Se desplazó del escritorio a una fila de archivadores metálicos, abrió el cajón superior y revolvió los sobres con los documentos. Me uní a ella y observé que sus dedos nerviosos repasaban los expedientes ordenados por el nombre de la calle y, dentro de ellos, por números. Encontró Hibiscus Canyon y empezó a murmurar:
—9621,9621, ¿dónde diablos se ha metido el muy…?
Mi mirada estaba fija en los números de la calle, y cuando apareció el 9619 metí la mano en el archivador y saqué el expediente casi arrancándolo.
—¡Eh!, ¿qué diablos hace?
—¡Silencio —exclamé—, o llamo a los detectives de Narcóticos y se presentan aquí en un cuarto de hora!

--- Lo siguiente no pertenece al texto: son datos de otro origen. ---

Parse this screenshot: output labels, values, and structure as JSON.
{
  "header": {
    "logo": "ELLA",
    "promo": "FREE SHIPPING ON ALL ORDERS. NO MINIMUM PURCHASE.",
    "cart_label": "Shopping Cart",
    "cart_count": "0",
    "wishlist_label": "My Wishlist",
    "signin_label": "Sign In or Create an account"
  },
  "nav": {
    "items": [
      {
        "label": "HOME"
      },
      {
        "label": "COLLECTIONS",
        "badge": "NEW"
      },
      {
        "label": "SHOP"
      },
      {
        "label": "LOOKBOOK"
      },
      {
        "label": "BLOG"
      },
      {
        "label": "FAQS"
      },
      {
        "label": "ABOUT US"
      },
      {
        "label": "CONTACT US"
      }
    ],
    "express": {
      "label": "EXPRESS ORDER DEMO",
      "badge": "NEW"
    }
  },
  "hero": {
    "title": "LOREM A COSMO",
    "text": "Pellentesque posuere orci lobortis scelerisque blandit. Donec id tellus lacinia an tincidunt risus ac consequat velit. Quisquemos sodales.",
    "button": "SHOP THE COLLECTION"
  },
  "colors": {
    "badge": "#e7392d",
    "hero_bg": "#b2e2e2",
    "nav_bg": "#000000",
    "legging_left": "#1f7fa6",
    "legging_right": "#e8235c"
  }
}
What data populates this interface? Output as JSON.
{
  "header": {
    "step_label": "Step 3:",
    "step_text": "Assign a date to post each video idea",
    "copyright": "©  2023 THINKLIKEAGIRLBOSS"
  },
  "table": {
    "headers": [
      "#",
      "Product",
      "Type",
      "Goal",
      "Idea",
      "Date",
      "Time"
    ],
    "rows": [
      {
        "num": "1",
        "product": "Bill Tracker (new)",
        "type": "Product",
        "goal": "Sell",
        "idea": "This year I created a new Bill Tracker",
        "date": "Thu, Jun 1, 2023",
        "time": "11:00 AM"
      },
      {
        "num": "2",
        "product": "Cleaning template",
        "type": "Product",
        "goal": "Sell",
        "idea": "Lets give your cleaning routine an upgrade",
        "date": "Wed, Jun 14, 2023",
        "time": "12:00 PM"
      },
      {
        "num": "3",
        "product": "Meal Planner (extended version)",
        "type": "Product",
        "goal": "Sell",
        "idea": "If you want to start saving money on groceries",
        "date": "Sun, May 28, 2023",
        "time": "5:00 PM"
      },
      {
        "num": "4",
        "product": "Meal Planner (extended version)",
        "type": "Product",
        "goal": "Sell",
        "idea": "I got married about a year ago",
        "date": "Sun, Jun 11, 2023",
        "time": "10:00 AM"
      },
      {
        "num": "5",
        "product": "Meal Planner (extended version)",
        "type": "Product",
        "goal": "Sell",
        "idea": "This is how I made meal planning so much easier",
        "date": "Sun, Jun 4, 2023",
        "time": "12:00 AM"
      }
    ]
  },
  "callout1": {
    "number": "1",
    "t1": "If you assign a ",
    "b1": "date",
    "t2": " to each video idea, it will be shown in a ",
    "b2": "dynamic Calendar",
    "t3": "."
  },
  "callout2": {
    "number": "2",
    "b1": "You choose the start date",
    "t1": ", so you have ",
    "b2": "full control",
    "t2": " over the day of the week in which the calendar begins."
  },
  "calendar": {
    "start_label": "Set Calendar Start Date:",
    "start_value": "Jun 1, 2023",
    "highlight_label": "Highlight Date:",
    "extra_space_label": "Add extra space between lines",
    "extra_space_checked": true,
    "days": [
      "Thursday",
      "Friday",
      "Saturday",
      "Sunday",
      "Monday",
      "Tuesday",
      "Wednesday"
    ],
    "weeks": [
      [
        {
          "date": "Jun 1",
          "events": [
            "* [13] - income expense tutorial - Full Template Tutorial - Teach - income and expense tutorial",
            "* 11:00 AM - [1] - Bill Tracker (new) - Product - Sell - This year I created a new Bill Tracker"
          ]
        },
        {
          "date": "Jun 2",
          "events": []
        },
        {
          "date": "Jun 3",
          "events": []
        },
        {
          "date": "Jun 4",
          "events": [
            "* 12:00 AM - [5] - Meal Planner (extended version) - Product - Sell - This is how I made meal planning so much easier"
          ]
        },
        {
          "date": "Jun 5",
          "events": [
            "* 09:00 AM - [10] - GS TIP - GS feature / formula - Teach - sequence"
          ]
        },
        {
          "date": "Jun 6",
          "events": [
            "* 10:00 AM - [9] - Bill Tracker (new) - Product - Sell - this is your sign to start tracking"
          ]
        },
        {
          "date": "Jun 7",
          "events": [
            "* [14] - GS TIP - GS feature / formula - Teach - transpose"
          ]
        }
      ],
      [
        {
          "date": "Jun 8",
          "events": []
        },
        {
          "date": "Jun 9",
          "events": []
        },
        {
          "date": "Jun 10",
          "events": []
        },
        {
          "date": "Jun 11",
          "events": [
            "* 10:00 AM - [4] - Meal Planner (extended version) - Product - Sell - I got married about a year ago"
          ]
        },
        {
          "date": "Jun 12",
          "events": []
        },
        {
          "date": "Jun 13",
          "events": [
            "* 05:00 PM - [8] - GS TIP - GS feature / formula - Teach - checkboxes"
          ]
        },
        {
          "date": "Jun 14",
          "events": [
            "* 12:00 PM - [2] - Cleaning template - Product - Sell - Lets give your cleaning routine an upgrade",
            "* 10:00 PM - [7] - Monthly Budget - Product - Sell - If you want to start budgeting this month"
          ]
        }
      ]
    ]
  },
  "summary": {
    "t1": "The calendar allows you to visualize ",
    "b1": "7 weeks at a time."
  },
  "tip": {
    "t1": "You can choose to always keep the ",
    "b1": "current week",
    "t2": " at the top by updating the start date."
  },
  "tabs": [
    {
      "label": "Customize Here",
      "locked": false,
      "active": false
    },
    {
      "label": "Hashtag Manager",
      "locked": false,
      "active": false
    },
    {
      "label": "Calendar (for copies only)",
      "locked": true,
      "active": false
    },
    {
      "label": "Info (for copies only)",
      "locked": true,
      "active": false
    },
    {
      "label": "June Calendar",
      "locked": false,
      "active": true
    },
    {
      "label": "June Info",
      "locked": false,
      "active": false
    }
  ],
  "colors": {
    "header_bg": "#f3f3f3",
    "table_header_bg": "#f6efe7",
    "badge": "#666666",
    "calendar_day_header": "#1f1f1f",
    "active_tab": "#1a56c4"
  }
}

Era un palo a ciegas, pero dio resultado: Janet Valupeyk se derrumbó en su asiento y hundió el rostro entre las manos.
Dejé que sollozara y repasé el expediente.
Los inquilinos aparecían registrados por orden cronológico, junto al alquiler que pagaban. La lista se remontaba hasta 1944, y mientras la repasaba sentí que la sangre se me agolpaba en la cabeza y se me nublaba la vista.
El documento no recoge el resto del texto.